Sen. Rand Paul criticized his Republican colleague John McCain on Sunday after the Arizona senator said President Donald Trump's relentless attempt to delegitimize the press "is how dictators get started."
"Everything that he says about the president is colored by his own personal dispute he has got running with President Trump, and it should be taken with a grain of salt," Sen. Paul told ABC's "This Week."
Paul insisted "If someone tries to put limits on the press, I'll be the first one standing up for the right of press, left and right, to continue saying and being part of the discussion and forwarding the discussion. . . . But I see no evidence that anybody is putting forward any kind of legislation to limit the press."

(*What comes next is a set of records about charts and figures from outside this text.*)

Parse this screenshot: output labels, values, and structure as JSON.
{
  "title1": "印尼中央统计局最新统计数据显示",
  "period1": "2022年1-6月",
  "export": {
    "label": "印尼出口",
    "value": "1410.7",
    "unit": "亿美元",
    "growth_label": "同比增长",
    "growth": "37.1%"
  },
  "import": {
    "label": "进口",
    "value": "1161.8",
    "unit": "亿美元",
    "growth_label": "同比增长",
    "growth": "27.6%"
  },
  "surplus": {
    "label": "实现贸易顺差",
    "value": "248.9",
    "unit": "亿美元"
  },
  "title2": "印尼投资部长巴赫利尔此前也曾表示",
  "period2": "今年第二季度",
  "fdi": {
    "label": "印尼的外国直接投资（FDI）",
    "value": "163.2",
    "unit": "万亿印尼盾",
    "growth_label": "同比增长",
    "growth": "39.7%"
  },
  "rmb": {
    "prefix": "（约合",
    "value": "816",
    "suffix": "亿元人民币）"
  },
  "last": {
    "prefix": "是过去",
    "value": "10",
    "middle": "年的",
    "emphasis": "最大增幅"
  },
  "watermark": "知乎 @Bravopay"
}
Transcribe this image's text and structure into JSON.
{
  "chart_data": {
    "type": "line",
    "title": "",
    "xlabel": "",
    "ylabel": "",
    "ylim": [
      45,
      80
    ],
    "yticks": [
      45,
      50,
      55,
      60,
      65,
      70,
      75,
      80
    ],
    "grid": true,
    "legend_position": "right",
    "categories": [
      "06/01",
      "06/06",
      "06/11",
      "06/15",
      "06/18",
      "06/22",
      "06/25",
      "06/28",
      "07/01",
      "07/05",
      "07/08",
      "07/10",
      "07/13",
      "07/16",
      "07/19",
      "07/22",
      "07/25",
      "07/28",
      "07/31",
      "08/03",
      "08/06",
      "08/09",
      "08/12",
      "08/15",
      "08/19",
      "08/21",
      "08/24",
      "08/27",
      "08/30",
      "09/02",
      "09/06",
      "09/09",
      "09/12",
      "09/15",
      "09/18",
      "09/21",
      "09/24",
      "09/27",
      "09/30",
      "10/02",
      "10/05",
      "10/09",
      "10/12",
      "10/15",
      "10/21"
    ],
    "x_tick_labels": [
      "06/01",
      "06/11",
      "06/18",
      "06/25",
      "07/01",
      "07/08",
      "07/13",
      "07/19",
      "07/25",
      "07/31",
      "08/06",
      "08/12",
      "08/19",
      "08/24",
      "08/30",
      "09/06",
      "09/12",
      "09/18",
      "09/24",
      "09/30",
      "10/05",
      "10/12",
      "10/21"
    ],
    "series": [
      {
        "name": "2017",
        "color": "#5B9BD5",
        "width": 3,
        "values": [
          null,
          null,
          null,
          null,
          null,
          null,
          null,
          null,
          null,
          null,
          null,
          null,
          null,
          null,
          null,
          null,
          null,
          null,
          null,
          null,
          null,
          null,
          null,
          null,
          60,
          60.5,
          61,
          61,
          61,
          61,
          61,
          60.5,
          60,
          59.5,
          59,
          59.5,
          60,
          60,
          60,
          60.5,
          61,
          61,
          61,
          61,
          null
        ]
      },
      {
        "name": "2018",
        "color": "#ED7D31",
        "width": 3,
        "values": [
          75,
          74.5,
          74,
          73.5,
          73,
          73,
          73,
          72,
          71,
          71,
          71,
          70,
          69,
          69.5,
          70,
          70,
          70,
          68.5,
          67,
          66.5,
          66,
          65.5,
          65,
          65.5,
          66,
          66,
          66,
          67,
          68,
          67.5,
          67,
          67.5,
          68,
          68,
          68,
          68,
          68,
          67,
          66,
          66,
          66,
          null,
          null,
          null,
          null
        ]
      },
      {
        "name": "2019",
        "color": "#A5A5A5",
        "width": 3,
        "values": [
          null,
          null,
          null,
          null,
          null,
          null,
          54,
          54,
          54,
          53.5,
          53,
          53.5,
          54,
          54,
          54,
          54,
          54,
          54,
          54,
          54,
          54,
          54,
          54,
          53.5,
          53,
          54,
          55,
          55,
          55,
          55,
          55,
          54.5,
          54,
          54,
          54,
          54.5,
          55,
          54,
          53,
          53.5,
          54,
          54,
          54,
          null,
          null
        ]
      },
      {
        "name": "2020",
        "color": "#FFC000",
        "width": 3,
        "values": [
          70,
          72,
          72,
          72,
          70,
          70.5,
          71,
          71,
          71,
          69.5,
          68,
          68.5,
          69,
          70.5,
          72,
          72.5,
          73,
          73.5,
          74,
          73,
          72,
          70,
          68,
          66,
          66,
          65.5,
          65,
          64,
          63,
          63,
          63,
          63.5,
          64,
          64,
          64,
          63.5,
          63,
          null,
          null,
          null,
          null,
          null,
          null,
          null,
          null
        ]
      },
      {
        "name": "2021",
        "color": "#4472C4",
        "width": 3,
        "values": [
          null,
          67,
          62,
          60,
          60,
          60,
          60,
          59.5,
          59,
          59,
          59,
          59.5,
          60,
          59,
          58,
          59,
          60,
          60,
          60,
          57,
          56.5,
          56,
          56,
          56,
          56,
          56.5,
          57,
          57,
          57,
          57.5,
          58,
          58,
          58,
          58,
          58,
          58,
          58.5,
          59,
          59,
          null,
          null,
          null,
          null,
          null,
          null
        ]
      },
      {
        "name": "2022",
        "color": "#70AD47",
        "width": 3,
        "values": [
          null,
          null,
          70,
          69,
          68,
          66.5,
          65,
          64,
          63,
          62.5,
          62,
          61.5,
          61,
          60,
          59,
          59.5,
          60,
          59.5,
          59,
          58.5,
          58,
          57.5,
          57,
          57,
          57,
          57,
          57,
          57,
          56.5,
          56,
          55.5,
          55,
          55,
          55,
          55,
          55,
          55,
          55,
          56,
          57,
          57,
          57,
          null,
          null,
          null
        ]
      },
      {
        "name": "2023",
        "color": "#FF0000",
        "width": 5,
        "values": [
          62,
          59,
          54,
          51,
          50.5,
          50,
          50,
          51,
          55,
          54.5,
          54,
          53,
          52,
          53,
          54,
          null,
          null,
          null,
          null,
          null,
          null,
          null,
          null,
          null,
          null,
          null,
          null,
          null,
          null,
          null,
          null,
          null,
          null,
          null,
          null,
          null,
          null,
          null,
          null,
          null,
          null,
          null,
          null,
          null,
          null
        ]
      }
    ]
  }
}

Paul further lashed out at the Arizona senator, saying the U.S. is "very lucky" McCain, who as the 2008 Republican nominee lost to Barack Obama in the elections, is not president, "because I think we would be in perpetual war . . . McCain's complaint is we're either not at war somewhere, or if we're at war, we leave too soon. So, we're not there soon enough, and he wants us to stay forever wherever we send troops."
Paul, who is an advocate of a noninterventionist foreign policy, said "The idea of foreign policy realism, I think, fits more neatly with President Trump" and argued "If I were to look at foreign policy, I would say John McCain has been wrong on just about everything over the last four decades."